Decisão Terminativa de 2º Grau

Cartão de Crédito 0802392-17.2025.8.18.0036


Decisão Terminativa

poder judiciário 
tribunal de justiça do estado do piauí
GABINETE DO Desembargador LIRTON NOGUEIRA SANTOS

PROCESSO Nº: 0802392-17.2025.8.18.0036
CLASSE: APELAÇÃO CÍVEL (198)
ASSUNTO(S): [Cartão de Crédito, Defeito, nulidade ou anulação, Inclusão Indevida em Cadastro de Inadimplentes, Repetição do Indébito]
APELANTE: RAIMUNDO VIEIRA DE SOUSA
APELADO: BANCO SANTANDER (BRASIL) S.A.


JuLIA Explica

DECISÃO TERMINATIVA



EMENTA: DIREITO PROCESSUAL CIVIL. APELAÇÃO CÍVEL. AÇÃO DE RESTITUIÇÃO DE VALORES C/C INDENIZAÇÃO POR DANO MORAL. EXIGÊNCIA DE EMENDA À INICIAL PARA PREVENÇÃO DE LITIGÂNCIA PREDATÓRIA. EXTINÇÃO DO PROCESSO SEM RESOLUÇÃO DE MÉRITO. MANUTENÇÃO DA SENTENÇA.

1. Apelação Cível interposta por consumidor contra sentença proferida pelo Juízo da 2ª Vara da Comarca de Altos/PI, nos autos da Ação de Restituição de Valores c/c Indenização por Dano Moral ajuizada em face do BANCO SANTANDER (BRASIL) S.A. A sentença recorrida extinguiu o processo sem resolução de mérito, com fundamento no art. 485, I, do CPC, em razão da não apresentação, pelo Autor, de documentos considerados essenciais à instrução da inicial, conforme previamente determinado pelo Juízo, com fundamento na Recomendação nº 127 do CNJ, Nota Técnica nº 06/2023 do CIJEPI, e no Tema 1198 do STJ.

2. A exigência de documentos adicionais, como extratos bancários, comprovante de residência e procuração específica, encontra respaldo no poder-dever geral de cautela do juiz previsto no art. 139, III, do CPC, especialmente diante de indícios de demanda predatória.
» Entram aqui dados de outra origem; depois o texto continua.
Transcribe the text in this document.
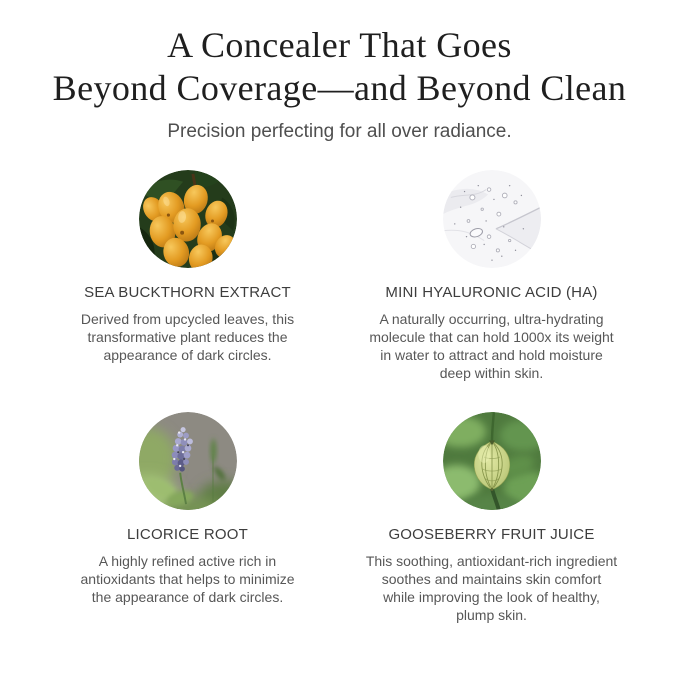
A Concealer That Goes
Beyond Coverage—and Beyond Clean

Precision perfecting for all over radiance.

SEA BUCKTHORN EXTRACT

Derived from upcycled leaves, this
transformative plant reduces the
appearance of dark circles.

MINI HYALURONIC ACID (HA)

A naturally occurring, ultra-hydrating
molecule that can hold 1000x its weight
in water to attract and hold moisture
deep within skin.

LICORICE ROOT

A highly refined active rich in
antioxidants that helps to minimize
the appearance of dark circles.

GOOSEBERRY FRUIT JUICE

This soothing, antioxidant-rich ingredient
soothes and maintains skin comfort
while improving the look of healthy,
plump skin.
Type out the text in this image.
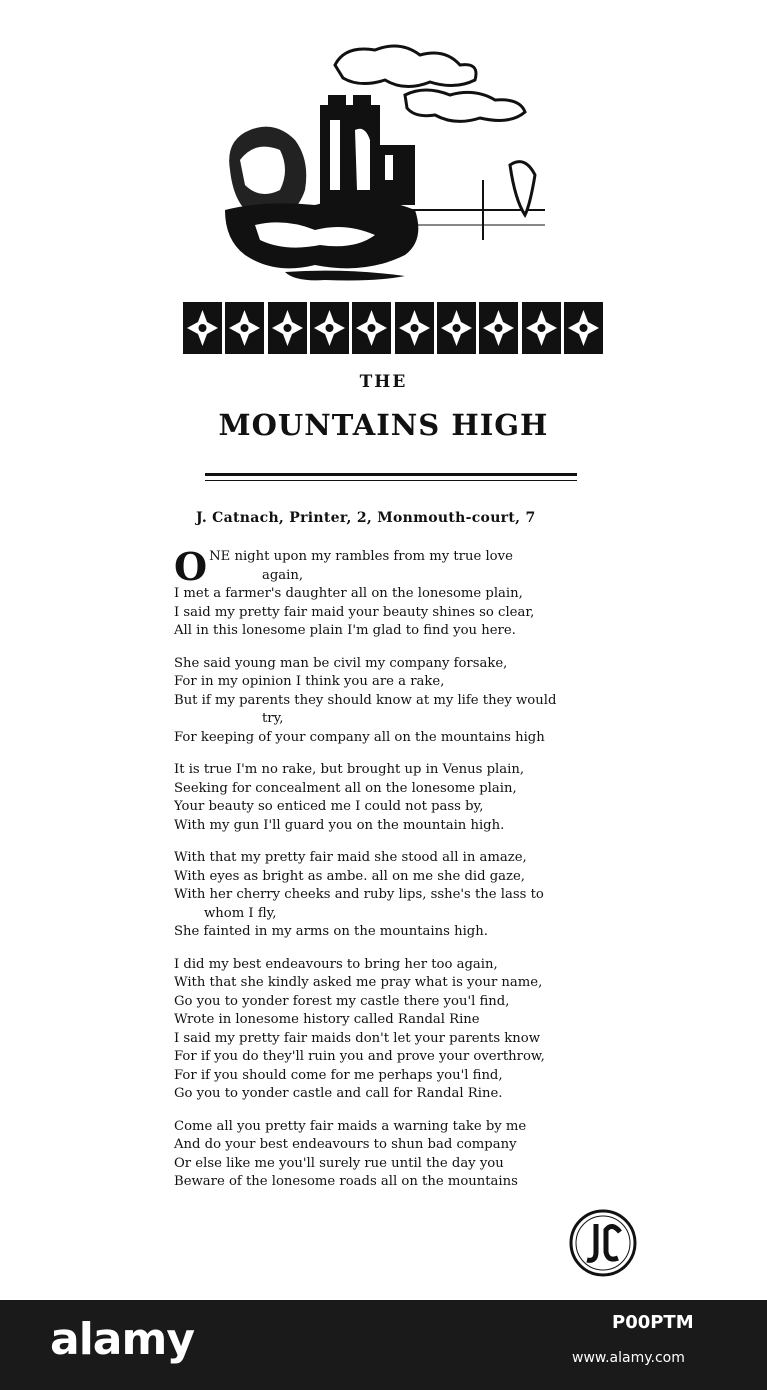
THE
MOUNTAINS HIGH
J. Catnach, Printer, 2, Monmouth-court, 7
O NE night upon my rambles from my true love
again,
I met a farmer's daughter all on the lonesome plain,
I said my pretty fair maid your beauty shines so clear,
All in this lonesome plain I'm glad to find you here.
She said young man be civil my company forsake,
For in my opinion I think you are a rake,
But if my parents they should know at my life they would
try,
For keeping of your company all on the mountains high
It is true I'm no rake, but brought up in Venus plain,
Seeking for concealment all on the lonesome plain,
Your beauty so enticed me I could not pass by,
With my gun I'll guard you on the mountain high.
With that my pretty fair maid she stood all in amaze,
With eyes as bright as ambe. all on me she did gaze,
With her cherry cheeks and ruby lips, sshe's the lass to
whom I fly,
She fainted in my arms on the mountains high.
I did my best endeavours to bring her too again,
With that she kindly asked me pray what is your name,
Go you to yonder forest my castle there you'l find,
Wrote in lonesome history called Randal Rine
I said my pretty fair maids don't let your parents know
For if you do they'll ruin you and prove your overthrow,
For if you should come for me perhaps you'l find,
Go you to yonder castle and call for Randal Rine.
Come all you pretty fair maids a warning take by me
And do your best endeavours to shun bad company
Or else like me you'll surely rue until the day you
Beware of the lonesome roads all on the mountains
alamy	P00PTM
www.alamy.com
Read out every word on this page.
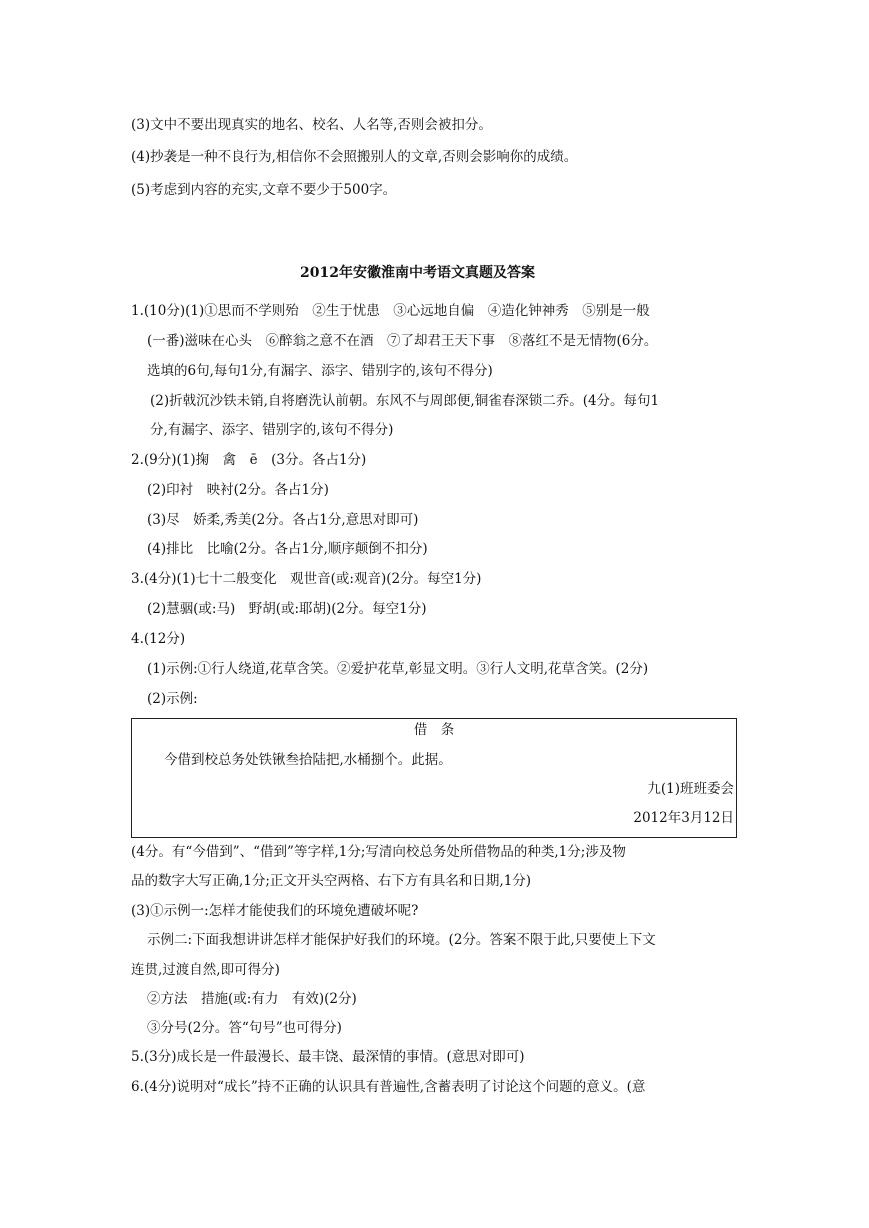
(3)文中不要出现真实的地名、校名、人名等,否则会被扣分。
(4)抄袭是一种不良行为,相信你不会照搬别人的文章,否则会影响你的成绩。
(5)考虑到内容的充实,文章不要少于500字。
2012年安徽淮南中考语文真题及答案
1.(10分)(1)①思而不学则殆　②生于忧患　③心远地自偏　④造化钟神秀　⑤别是一般
(一番)滋味在心头　⑥醉翁之意不在酒　⑦了却君王天下事　⑧落红不是无情物(6分。
选填的6句,每句1分,有漏字、添字、错别字的,该句不得分)
(2)折戟沉沙铁未销,自将磨洗认前朝。东风不与周郎便,铜雀春深锁二乔。(4分。每句1
分,有漏字、添字、错别字的,该句不得分)
2.(9分)(1)掬　禽　ē　(3分。各占1分)
(2)印衬　映衬(2分。各占1分)
(3)尽　娇柔,秀美(2分。各占1分,意思对即可)
(4)排比　比喻(2分。各占1分,顺序颠倒不扣分)
3.(4分)(1)七十二般变化　观世音(或:观音)(2分。每空1分)
(2)慧骃(或:马)　野胡(或:耶胡)(2分。每空1分)
4.(12分)
(1)示例:①行人绕道,花草含笑。②爱护花草,彰显文明。③行人文明,花草含笑。(2分)
(2)示例:
借　条
今借到校总务处铁锹叁拾陆把,水桶捌个。此据。
九(1)班班委会
2012年3月12日
(4分。有“今借到”、“借到”等字样,1分;写清向校总务处所借物品的种类,1分;涉及物
品的数字大写正确,1分;正文开头空两格、右下方有具名和日期,1分)
(3)①示例一:怎样才能使我们的环境免遭破坏呢?
示例二:下面我想讲讲怎样才能保护好我们的环境。(2分。答案不限于此,只要使上下文
连贯,过渡自然,即可得分)
②方法　措施(或:有力　有效)(2分)
③分号(2分。答“句号”也可得分)
5.(3分)成长是一件最漫长、最丰饶、最深情的事情。(意思对即可)
6.(4分)说明对“成长”持不正确的认识具有普遍性,含蓄表明了讨论这个问题的意义。(意
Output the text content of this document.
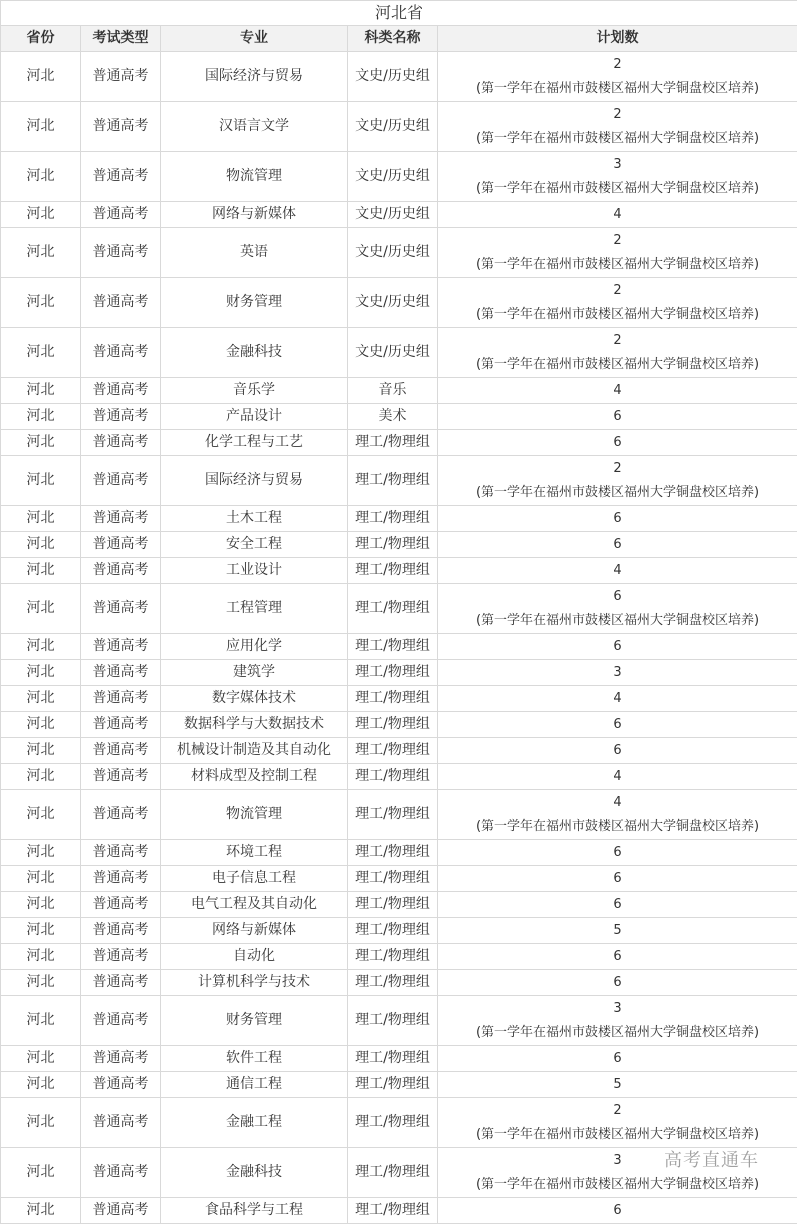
河北省				
省份	考试类型	专业	科类名称	计划数
河北	普通高考	国际经济与贸易	文史/历史组	2
(第一学年在福州市鼓楼区福州大学铜盘校区培养)

河北	普通高考	汉语言文学	文史/历史组	2
(第一学年在福州市鼓楼区福州大学铜盘校区培养)

河北	普通高考	物流管理	文史/历史组	3
(第一学年在福州市鼓楼区福州大学铜盘校区培养)

河北	普通高考	网络与新媒体	文史/历史组	4

河北	普通高考	英语	文史/历史组	2
(第一学年在福州市鼓楼区福州大学铜盘校区培养)

河北	普通高考	财务管理	文史/历史组	2
(第一学年在福州市鼓楼区福州大学铜盘校区培养)

河北	普通高考	金融科技	文史/历史组	2
(第一学年在福州市鼓楼区福州大学铜盘校区培养)

河北	普通高考	音乐学	音乐	4

河北	普通高考	产品设计	美术	6

河北	普通高考	化学工程与工艺	理工/物理组	6

河北	普通高考	国际经济与贸易	理工/物理组	2
(第一学年在福州市鼓楼区福州大学铜盘校区培养)

河北	普通高考	土木工程	理工/物理组	6

河北	普通高考	安全工程	理工/物理组	6

河北	普通高考	工业设计	理工/物理组	4

河北	普通高考	工程管理	理工/物理组	6
(第一学年在福州市鼓楼区福州大学铜盘校区培养)

河北	普通高考	应用化学	理工/物理组	6

河北	普通高考	建筑学	理工/物理组	3

河北	普通高考	数字媒体技术	理工/物理组	4

河北	普通高考	数据科学与大数据技术	理工/物理组	6

河北	普通高考	机械设计制造及其自动化	理工/物理组	6

河北	普通高考	材料成型及控制工程	理工/物理组	4

河北	普通高考	物流管理	理工/物理组	4
(第一学年在福州市鼓楼区福州大学铜盘校区培养)

河北	普通高考	环境工程	理工/物理组	6

河北	普通高考	电子信息工程	理工/物理组	6

河北	普通高考	电气工程及其自动化	理工/物理组	6

河北	普通高考	网络与新媒体	理工/物理组	5

河北	普通高考	自动化	理工/物理组	6

河北	普通高考	计算机科学与技术	理工/物理组	6

河北	普通高考	财务管理	理工/物理组	3
(第一学年在福州市鼓楼区福州大学铜盘校区培养)

河北	普通高考	软件工程	理工/物理组	6

河北	普通高考	通信工程	理工/物理组	5

河北	普通高考	金融工程	理工/物理组	2
(第一学年在福州市鼓楼区福州大学铜盘校区培养)

河北	普通高考	金融科技	理工/物理组	3
(第一学年在福州市鼓楼区福州大学铜盘校区培养)

河北	普通高考	食品科学与工程	理工/物理组	6
高考直通车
3. A Recomendação nº 127/2023 do CNJ e a Nota Técnica nº 06/2023 do CIJEPI orientam os magistrados a adotar diligências específicas para aferir a viabilidade e a autenticidade das ações envolvendo descontos indevidos em contratos consignados.

4. A jurisprudência do TJPI, por meio da Súmula 33, reconhece a legitimidade das exigências documentais com base no art. 321 do CPC, quando houver fundada suspeita de demandas repetitivas ou predatórias.

5. A ausência de apresentação dos documentos essenciais impossibilita o contraditório e a ampla defesa, justificando a extinção do feito, nos termos do art. 485, I, do CPC.

6. O formalismo alegado pelo Apelante não se verifica, uma vez que as exigências têm por objetivo assegurar a higidez da relação processual, especialmente em demandas ajuizadas em massa e com indícios de irregularidades.

7. O julgamento monocrático encontra respaldo no art. 932, IV, “a”, c/c art. 1.011, I, do CPC, diante da existência de súmula do próprio tribunal aplicável à hipótese.

8. Recurso desprovido.



1. RELATÓRIO 


Trata-se de Apelação Cível interposta por RAIMUNDO VIEIRA DE SOUSA, contra sentença proferida pelo Juízo da 2ª Vara da Comarca de Altos/PI, nos autos da AÇÃO DE RESTITUIÇÃO DE VALORES C/C INDENIZAÇÃO POR DANO MORAL, ajuizada em face do BANCO SANTANDER (BRASIL) S.A., ora Apelado.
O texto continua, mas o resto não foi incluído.